Defense Supply Chain Management Systems Are Vulnerable, GAO Says

WASHINGTON — The Government Accountability Office issued a report this week addressing cybersecurity vulnerabilities in the Department of Defense inventory management systems used to manage the national defense supply chain.

Risks in six inventory management systems run by the Defense Logistics Agency were reviewed in the report, along with what steps have already been taken to mitigate the potential danger. GAO has identified defense cybersecurity as a high-risk area since 1997.

“To carry out the agency’s missions and account for its resources, DLA relies on information systems to access and manage supply chain, inventory, and other logistics data,” GAO officials wrote in a letter to the House Committee on Armed Services. “As such, the security of these systems and data is vital to public confidence and the nation’s safety, prosperity, and well-being. However, cyber-based intrusions and attacks on both federal and nonfederal systems have become not only more numerous and diverse, but also more damaging and disruptive.”

GAO issued a series of five recommendations in the report, ranging from revising standard operating procedures to include system-specific monitoring strategies to ensuring the DLA director incorporates residual risk information in corrective action plans. 

Another recommendation directs the DLA director to update and institute an assessment plan approval process, ensuring a designated authorizing official reviews and approves system assessment plans before the system’s evaluation.
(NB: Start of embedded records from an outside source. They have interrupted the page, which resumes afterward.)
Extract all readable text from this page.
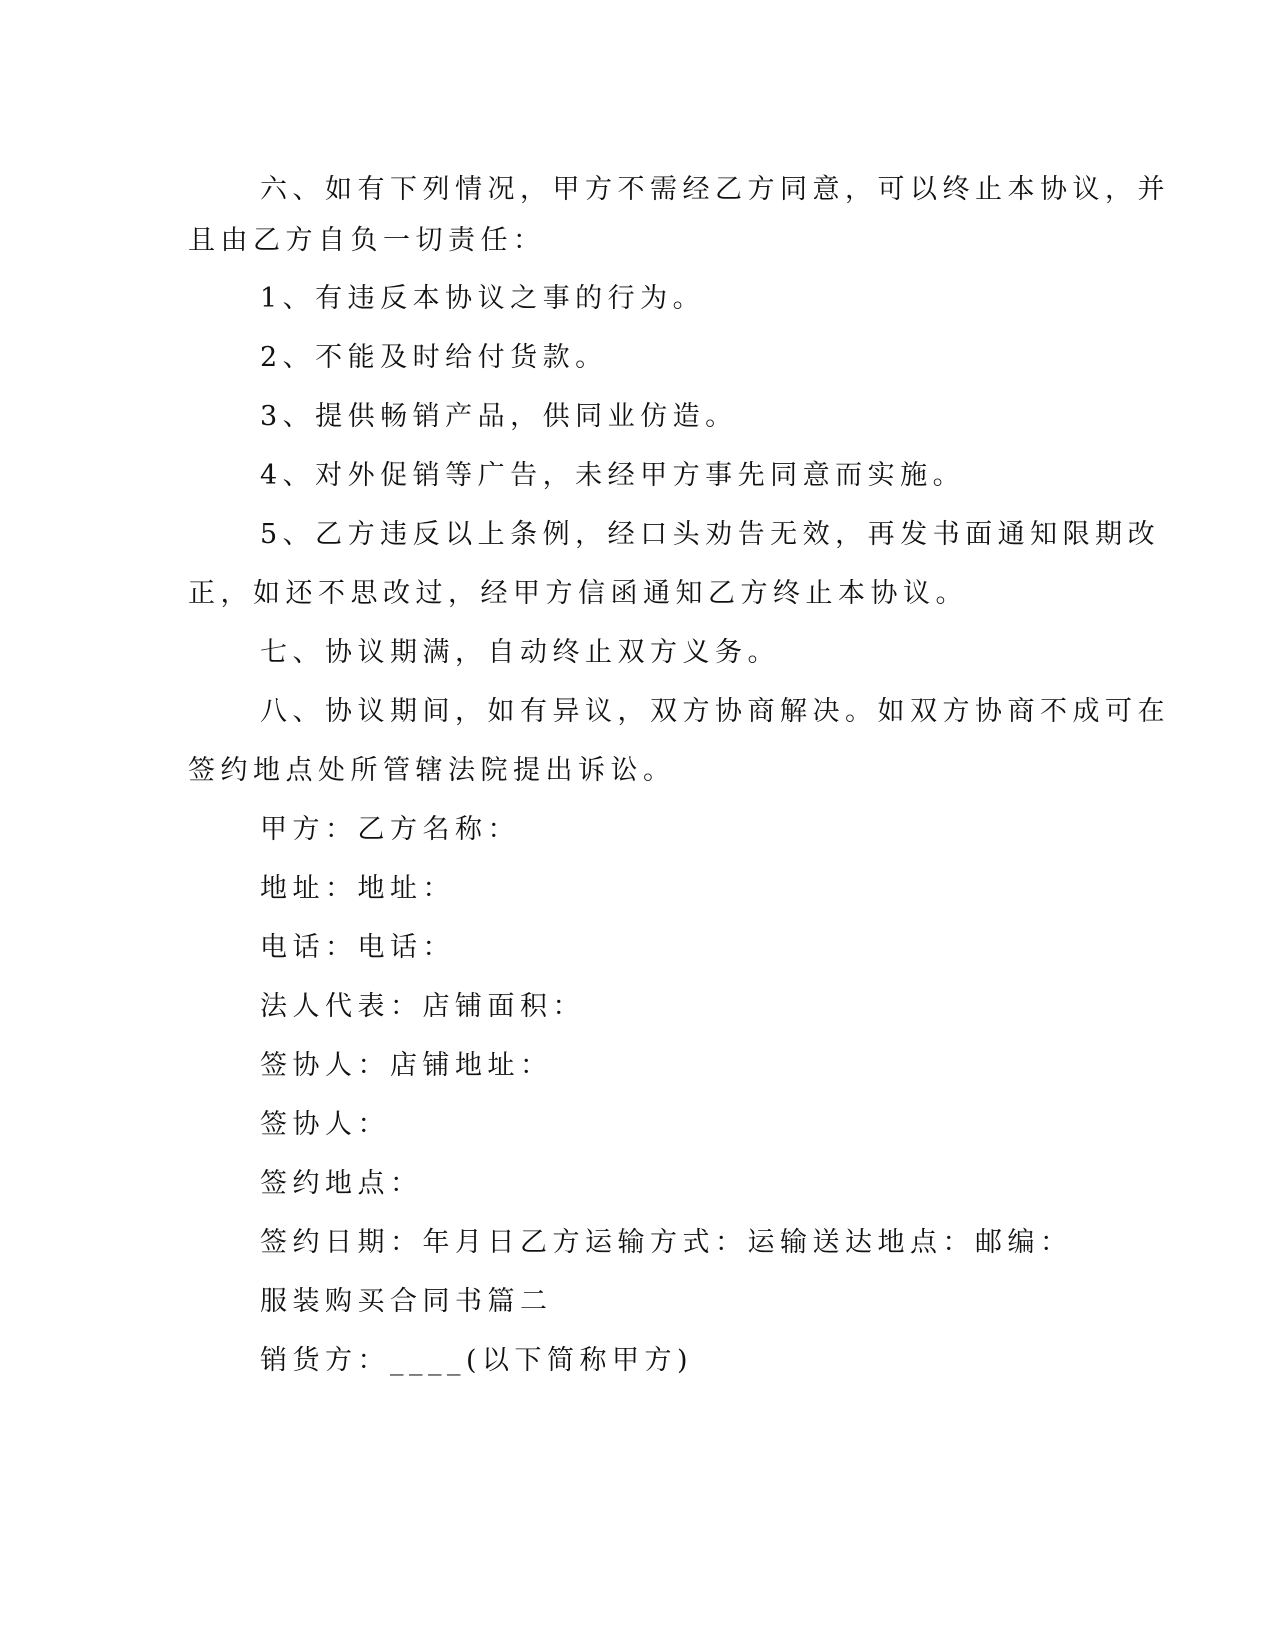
六、如有下列情况，甲方不需经乙方同意，可以终止本协议，并
且由乙方自负一切责任：
1、有违反本协议之事的行为。
2、不能及时给付货款。
3、提供畅销产品，供同业仿造。
4、对外促销等广告，未经甲方事先同意而实施。
5、乙方违反以上条例，经口头劝告无效，再发书面通知限期改
正，如还不思改过，经甲方信函通知乙方终止本协议。
七、协议期满，自动终止双方义务。
八、协议期间，如有异议，双方协商解决。如双方协商不成可在
签约地点处所管辖法院提出诉讼。
甲方：乙方名称：
地址：地址：
电话：电话：
法人代表：店铺面积：
签协人：店铺地址：
签协人：
签约地点：
签约日期：年月日乙方运输方式：运输送达地点：邮编：
服装购买合同书篇二
销货方：____(以下简称甲方)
The office also wants the DLA director to revise and carry out the agency’s process for obtaining waivers that accept “identified ongoing risk,” including 338 pending corrective action plans still awaiting waivers. 

Another recommendation of the report dictates the DLA cybersecurity Office to design and produce a process for program offices to review the consistency and completeness of authorization documentation before submitting packages to the designated authorizing officials.

“We supplemented our analysis of documents and data by interviewing officials in DLA’s Cybersecurity Office and the system program offices about their efforts to assess, document, and review security controls for their respective systems,” the GAO report read. “We then made determinations about the extent to which each system’s program office had fully addressed, partially addressed, or not addressed all aspects of the required tasks for the risk management step based on the documents and data provided.”

Of the five recommendations in the report, DLA agreed with two and partially agreed with three. DLA issued partial concurrences with the recommendations and advised a revision of standard operating procedures, the instituting of the assessment plan approval process, and the creation of a process for reviewing authorization documentation.

DLA disagreed that there weren’t monitoring strategies determining the effectiveness of security controls and that there were “missed opportunities for risk-based decisions” regarding authorization issuances. It also did not agree that there is no process for reviewing authorization documentation before submitting requests for authorization.

GAO found the agency only fully addressed and remedied two of its six risk management steps for the inventory management systems: the categorization of systems and establishing an implementation approach. According to the report, the DLA partially addressed the selection of security controls, assessment of the controls, and system authorization and monitoring of security controls.

Until the DLA addresses all of the identified deficiencies, the agency’s control over cyber risks presented to critical systems will be “impeded and potentially pose risks to other DOD systems” should the DLA systems be compromised.

“This report does not address the extent to which DLA and the selected systems’ countermeasures are able to successfully prevent certain cyberattacks,” the report’s text continued. “Rather, it focuses on DLA’s efforts to manage the cybersecurity of these six systems through a risk management framework that is intended to help managers make informed decisions about cyber threats, and to prioritize mitigations and responses to threats in the most cost-effective manner.”